RuntimeError: element 0 of tensors does not require grad and does not have a grad_fn with requires_grad set True

Here’s a toy model I played and the model throws RuntimError of no grad_fn.

class DevModel(nn.Module):
    def __init__(self):
        super(DevModel, self).__init__()
        self.fc1 = nn.Linear(300, 1)
        self.fc2 = nn.Linear(300, 1)

    def forward(self, inputs_ticket, inputs_article):
        out_ticket = self.fc1(inputs_ticket).squeeze()
        out_article = self.fc2(inputs_article).squeeze()

        mask_ticket = (out_ticket > 0.2).float()
        mask_article = (out_article > 0.2).float()

        mask_ticket = mask_ticket.unsqueeze(2).expand(2, 17, 300)
        mask_article = mask_article.unsqueeze(2).expand(2, 17, 300)

        extracted_ticket = torch.mul(inputs_ticket, mask_ticket)
        extracted_article = torch.mul(inputs_article, mask_article)
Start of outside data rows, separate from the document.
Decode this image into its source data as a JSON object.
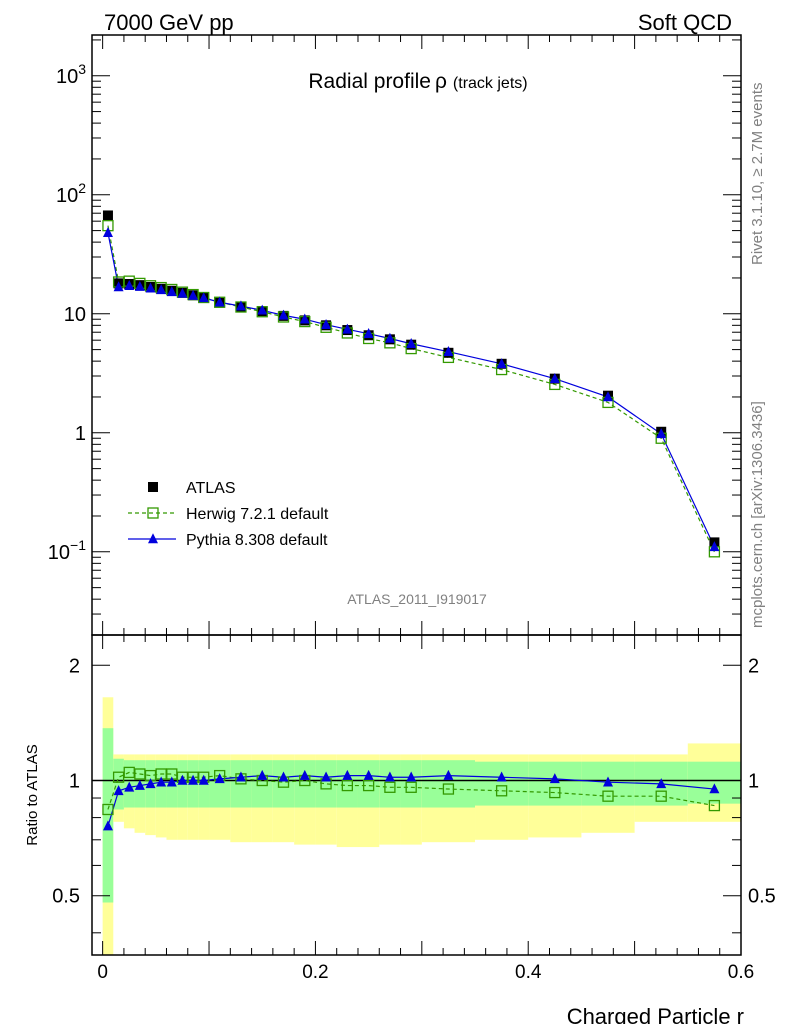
{
  "header": {
    "left": "7000 GeV pp",
    "right": "Soft QCD"
  },
  "main_title": "Radial profile",
  "main_title_symbol": "ρ",
  "main_title_suffix": "(track jets)",
  "side_label_top": "Rivet 3.1.10, ≥ 2.7M events",
  "side_label_bottom": "mcplots.cern.ch [arXiv:1306.3436]",
  "analysis_label": "ATLAS_2011_I919017",
  "ratio_ylabel": "Ratio to ATLAS",
  "xlabel": "Charged Particle r",
  "legend": [
    {
      "name": "ATLAS",
      "marker": "filled-square",
      "color": "#000000"
    },
    {
      "name": "Herwig 7.2.1 default",
      "marker": "open-square",
      "color": "#339900",
      "line": "dashed"
    },
    {
      "name": "Pythia 8.308 default",
      "marker": "filled-triangle",
      "color": "#0000dd",
      "line": "solid"
    }
  ],
  "chart_data": [
    {
      "type": "line",
      "title": "Radial profile ρ (track jets)",
      "yscale": "log",
      "xlim": [
        -0.01,
        0.6
      ],
      "ylim": [
        0.02,
        2200
      ],
      "x_ticks": [
        0,
        0.2,
        0.4,
        0.6
      ],
      "y_tick_labels": [
        "10^-1",
        "1",
        "10",
        "10^2",
        "10^3"
      ],
      "y_tick_values": [
        0.1,
        1,
        10,
        100,
        1000
      ],
      "x": [
        0.005,
        0.015,
        0.025,
        0.035,
        0.045,
        0.055,
        0.065,
        0.075,
        0.085,
        0.095,
        0.11,
        0.13,
        0.15,
        0.17,
        0.19,
        0.21,
        0.23,
        0.25,
        0.27,
        0.29,
        0.325,
        0.375,
        0.425,
        0.475,
        0.525,
        0.575
      ],
      "series": [
        {
          "name": "ATLAS",
          "values": [
            67,
            18,
            17.8,
            17.4,
            16.8,
            16.2,
            15.6,
            15,
            14.3,
            13.6,
            12.4,
            11.4,
            10.5,
            9.6,
            8.8,
            8,
            7.3,
            6.6,
            6.1,
            5.5,
            4.7,
            3.8,
            2.85,
            2.05,
            1.02,
            0.12
          ]
        },
        {
          "name": "Herwig 7.2.1 default",
          "values": [
            55,
            18.5,
            18.8,
            18,
            17.2,
            16.6,
            16,
            15.2,
            14.5,
            13.7,
            12.5,
            11.4,
            10.4,
            9.4,
            8.6,
            7.7,
            6.9,
            6.2,
            5.7,
            5.1,
            4.3,
            3.4,
            2.55,
            1.8,
            0.9,
            0.1
          ]
        },
        {
          "name": "Pythia 8.308 default",
          "values": [
            48,
            16.8,
            17.2,
            16.9,
            16.4,
            15.9,
            15.3,
            14.8,
            14.2,
            13.6,
            12.5,
            11.6,
            10.7,
            9.7,
            9,
            8.1,
            7.4,
            6.8,
            6.2,
            5.6,
            4.8,
            3.8,
            2.85,
            2,
            0.98,
            0.11
          ]
        }
      ]
    },
    {
      "type": "line",
      "title": "",
      "ylabel": "Ratio to ATLAS",
      "xlabel": "Charged Particle r",
      "xlim": [
        -0.01,
        0.6
      ],
      "ylim": [
        0.35,
        2.4
      ],
      "yscale": "log",
      "x_ticks": [
        0,
        0.2,
        0.4,
        0.6
      ],
      "y_ticks": [
        0.5,
        1,
        2
      ],
      "reference_line": 1,
      "x": [
        0.005,
        0.015,
        0.025,
        0.035,
        0.045,
        0.055,
        0.065,
        0.075,
        0.085,
        0.095,
        0.11,
        0.13,
        0.15,
        0.17,
        0.19,
        0.21,
        0.23,
        0.25,
        0.27,
        0.29,
        0.325,
        0.375,
        0.425,
        0.475,
        0.525,
        0.575
      ],
      "bin_edges": [
        0,
        0.01,
        0.02,
        0.03,
        0.04,
        0.05,
        0.06,
        0.07,
        0.08,
        0.09,
        0.1,
        0.12,
        0.14,
        0.16,
        0.18,
        0.2,
        0.22,
        0.24,
        0.26,
        0.28,
        0.3,
        0.35,
        0.4,
        0.45,
        0.5,
        0.55,
        0.6
      ],
      "band_inner": {
        "lo": [
          0.48,
          0.84,
          0.85,
          0.85,
          0.85,
          0.85,
          0.85,
          0.85,
          0.85,
          0.85,
          0.85,
          0.85,
          0.85,
          0.85,
          0.85,
          0.85,
          0.85,
          0.85,
          0.85,
          0.85,
          0.85,
          0.86,
          0.86,
          0.86,
          0.86,
          0.87
        ],
        "hi": [
          1.37,
          1.14,
          1.13,
          1.13,
          1.13,
          1.13,
          1.13,
          1.13,
          1.13,
          1.13,
          1.13,
          1.13,
          1.13,
          1.13,
          1.13,
          1.13,
          1.13,
          1.13,
          1.13,
          1.13,
          1.13,
          1.12,
          1.12,
          1.12,
          1.12,
          1.12
        ]
      },
      "band_outer": {
        "lo": [
          0.35,
          0.78,
          0.75,
          0.73,
          0.72,
          0.71,
          0.7,
          0.7,
          0.7,
          0.7,
          0.7,
          0.69,
          0.69,
          0.69,
          0.68,
          0.68,
          0.67,
          0.67,
          0.68,
          0.68,
          0.69,
          0.7,
          0.71,
          0.73,
          0.78,
          0.78
        ],
        "hi": [
          1.65,
          1.17,
          1.17,
          1.17,
          1.17,
          1.17,
          1.17,
          1.17,
          1.17,
          1.17,
          1.17,
          1.17,
          1.17,
          1.17,
          1.17,
          1.17,
          1.17,
          1.17,
          1.17,
          1.17,
          1.17,
          1.17,
          1.17,
          1.17,
          1.17,
          1.25
        ]
      },
      "series": [
        {
          "name": "Herwig 7.2.1 default",
          "values": [
            0.84,
            1.02,
            1.05,
            1.04,
            1.03,
            1.04,
            1.04,
            1.02,
            1.02,
            1.02,
            1.03,
            1.01,
            1,
            0.99,
            1,
            0.98,
            0.97,
            0.97,
            0.96,
            0.96,
            0.95,
            0.94,
            0.93,
            0.91,
            0.91,
            0.86
          ]
        },
        {
          "name": "Pythia 8.308 default",
          "values": [
            0.76,
            0.94,
            0.96,
            0.97,
            0.98,
            0.99,
            0.99,
            1,
            1,
            1,
            1.01,
            1.02,
            1.03,
            1.02,
            1.03,
            1.02,
            1.03,
            1.03,
            1.02,
            1.02,
            1.03,
            1.02,
            1.01,
            0.99,
            0.98,
            0.95
          ]
        }
      ]
    }
  ]
}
        ave_ticket = torch.mean(extracted_ticket, dim=1)
        ave_article = torch.mean(extracted_article, dim=1)

        scores = torch.matmul(ave_ticket, ave_article.transpose(1, 0))

        return scores

My guess is the mask ops are causing the problem stops gradients propagating backward. Would anyone have any suggestions, like what the right way to do it?


Yes your self.fc1 and self.fc2 layers will never get any gradients here.
The operation out_ticket > 0.2 is not differentiable as the gradients are 0 almost everywhere. You won’t be able to do masking in a differentiable way.